Nel 2017 ha cominciato a manifestarsi un mutamento dei fondamentali a livello globale. La crescita è accelerata in tutte le regioni dell’economia globale. I segnali di inflazione nell’eurozona erano tali da indurre la BCE a considerare la possibilità di ridurre gradatamente gli acquisti di titoli.
In molti casi però è parso che gli investitori avessero passato buona parte del 2017 a rimanere ancorati ai timori deflazionistici del passato anziché prendere atto della nuova realtà economica. Infatti, ci sono stati lunghi periodi in cui il valore delle azioni costose con una crescita più lenta (ma meno sensibile al ciclo economico) degli utili è salito più di quello di azioni con prezzi convenienti ma con una crescita più rapida degli utili.
Quando i tassi di interesse scendevano, l’acquisto di azioni di crescita secolare o simil-obbligazionarie funzionava, grazie appunto a bassi tassi di interesse e ad un basso tasso di inflazione. Tali azioni in genere non rendono bene quando i tassi di interesse invece salgono. Quindi, se il 2017 è stato l’anno in cui le condizioni economiche hanno cominciato a cambiare, è possibile che il 2018 sia l’anno in cui gli investitori in Europa cominciano a adeguarsi alla nuova realtà macroeconomica? E quali altri cambiamenti potrebbe avere in serbo il 2018?
L’inflazione ha ripreso a salire. In passato si diceva che ciò era dovuto “solo” all’aumento dei prezzi petroliferi (chi nega la reflazione ama termini come “solo” e “ma” come se i fatti potessero essere ignorati solo perché le loro teorie non li prevedono). Sono diversi i fattori che contribuiscono a far salire l’inflazione. Una crescita economica più rapida è in genere il risultato di una domanda più elevata, che si traduce in un aumento dei prezzi da parte delle società e, a seguire, in una richiesta di salari più alti da parte dei lavoratori per tenere il passo con i prezzi.
Il sindacato tedesco IG Metall, per esempio, ha chiesto un incremento salariale del 6% alla Volkswagen per il 2018. I salari dei metalmeccanici, non aumenteranno nella stessa misura, ovviamente, ma anche la metà di tale aumento sarebbe di gran lunga superiore all’inflazione obiettivo del 2% della BCE. Personalmente, ritengo che l’aumento sarà di circa il 4%. I lavoratori che ricevono aumenti in busta paga tendono a consumare di più, facendo salire la domanda e, potenzialmente, l’inflazione.

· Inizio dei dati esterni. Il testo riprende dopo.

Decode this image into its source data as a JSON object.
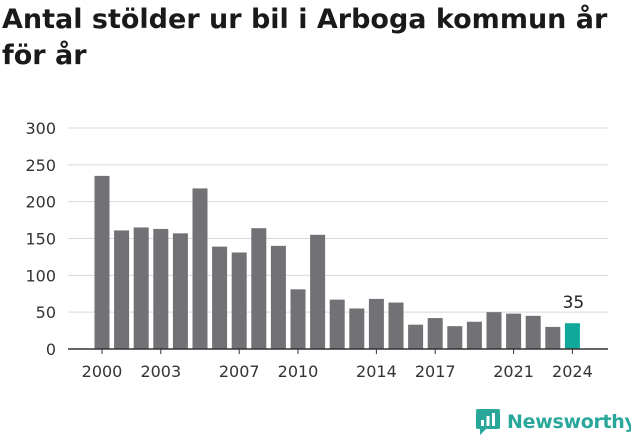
{
  "title": "Antal stölder ur bil i Arboga kommun år för år",
  "brand": {
    "name": "Newsworthy"
  },
  "colors": {
    "bar": "#727176",
    "highlight": "#10a89a",
    "grid": "#d9d9d9",
    "axis": "#333333",
    "text": "#333333",
    "brand": "#2aa79b"
  },
  "chart_data": {
    "type": "bar",
    "title": "Antal stölder ur bil i Arboga kommun år för år",
    "xlabel": "",
    "ylabel": "",
    "categories": [
      "2000",
      "2001",
      "2002",
      "2003",
      "2004",
      "2005",
      "2006",
      "2007",
      "2008",
      "2009",
      "2010",
      "2011",
      "2012",
      "2013",
      "2014",
      "2015",
      "2016",
      "2017",
      "2018",
      "2019",
      "2020",
      "2021",
      "2022",
      "2023",
      "2024"
    ],
    "values": [
      235,
      161,
      165,
      163,
      157,
      218,
      139,
      131,
      164,
      140,
      81,
      155,
      67,
      55,
      68,
      63,
      33,
      42,
      31,
      37,
      50,
      48,
      45,
      30,
      35
    ],
    "ylim": [
      0,
      300
    ],
    "yticks": [
      "0",
      "50",
      "100",
      "150",
      "200",
      "250",
      "300"
    ],
    "xticks": [
      "2000",
      "2003",
      "2007",
      "2010",
      "2014",
      "2017",
      "2021",
      "2024"
    ],
    "highlight": {
      "category": "2024",
      "label": "35"
    },
    "grid": true,
    "legend": "none"
  }
}
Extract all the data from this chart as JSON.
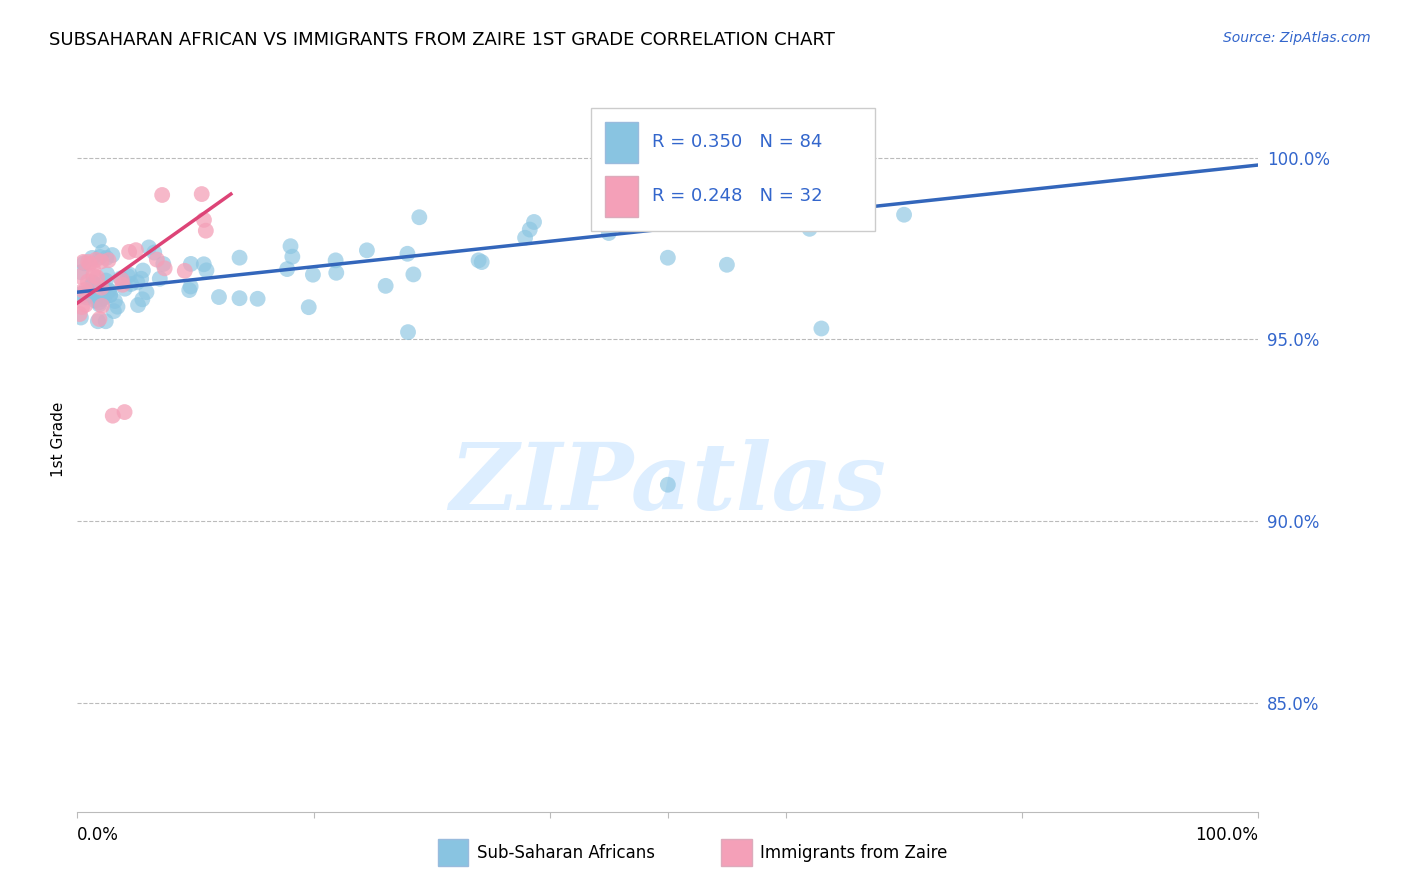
{
  "title": "SUBSAHARAN AFRICAN VS IMMIGRANTS FROM ZAIRE 1ST GRADE CORRELATION CHART",
  "source": "Source: ZipAtlas.com",
  "ylabel": "1st Grade",
  "ytick_positions": [
    1.0,
    0.95,
    0.9,
    0.85
  ],
  "ytick_labels": [
    "100.0%",
    "95.0%",
    "90.0%",
    "85.0%"
  ],
  "xlim": [
    0.0,
    1.0
  ],
  "ylim": [
    0.82,
    1.025
  ],
  "legend_blue_r": "R = 0.350",
  "legend_blue_n": "N = 84",
  "legend_pink_r": "R = 0.248",
  "legend_pink_n": "N = 32",
  "legend_blue_label": "Sub-Saharan Africans",
  "legend_pink_label": "Immigrants from Zaire",
  "blue_color": "#89c4e1",
  "pink_color": "#f4a0b8",
  "blue_line_color": "#3366bb",
  "pink_line_color": "#dd4477",
  "watermark_color": "#ddeeff",
  "blue_trendline_x": [
    0.0,
    1.0
  ],
  "blue_trendline_y": [
    0.963,
    0.998
  ],
  "pink_trendline_x": [
    0.0,
    0.13
  ],
  "pink_trendline_y": [
    0.96,
    0.99
  ]
}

Se dovessi stilare una classifica degli attuali rischi dei mercati azionari, metterei ai primi posti non la Brexit, Trump o la Corea del Nord ma le (estremamente) costose azioni di crescita che ogni investitore ha già in portafoglio, le cui valutazioni sono sostenute da bassi tassi di interesse. Non ha senso presumere che le strategie di investimento che hanno funzionato in fase di calo dei tassi di interesse continueranno a funzionare anche quando questi ultimi saliranno. Se così fosse potremmo tranquillamente concludere che ci sono strategie buone per tutte le stagioni. Il passato però insegna che niente nei mercati azionari è per sempre.
Oggi il rapporto fra crescita e valore non è forse ai livelli estremi del 2016 ma non è molto lontano. Non è solo una questione di valutazione relativa ma sono le aziende cicliche a buon mercato che stanno alimentando in gran parte la crescita degli utili in Europa: banche e società di costruzioni, di prodotti di consumo discrezionali, industriali e energetiche. Riteniamo che sia opportuno investire in queste società nel 2018, specialmente perché molte di esse sono ancora a buon mercato, dopo anni di ritardo rispetto ai mercati. Un importante ruolo a favore degli azionisti di queste società è svolto anche dalle dinamiche dalla leva operativa in una fase di rialzo ciclico.
Uno dei settori più economici e bistrattati del mercato d’Europa è quello energetico. Questa cosa potrebbe cambiare. Quello energetico non è un settore amato dagli investitori, come dimostrato dal forte divario che si è manifestato fra i movimenti dei prezzi del petrolio e l’andamento delle azioni delle società del settore.
La nostra impressione è che il divario sarà colmato con il rialzo dei prezzi delle azioni, che andranno così ad allinearsi al prezzo del petrolio, man mano che le aziende annunciano buone notizie. Le preoccupazioni circa la riunione dell’OPEC di novembre si sono rivelate infondate, con l’annuncio dei tagli alla produzione concordati fino alla fine del 2018. A nostro avviso, tutto questo è più che sufficiente per sostenere il prezzo del petrolio. L’offerta è già inferiore alla domanda e le scorte si stanno riducendo, una tendenza che riteniamo che durerà fino a quando la crescita economica globale resta sostenuta.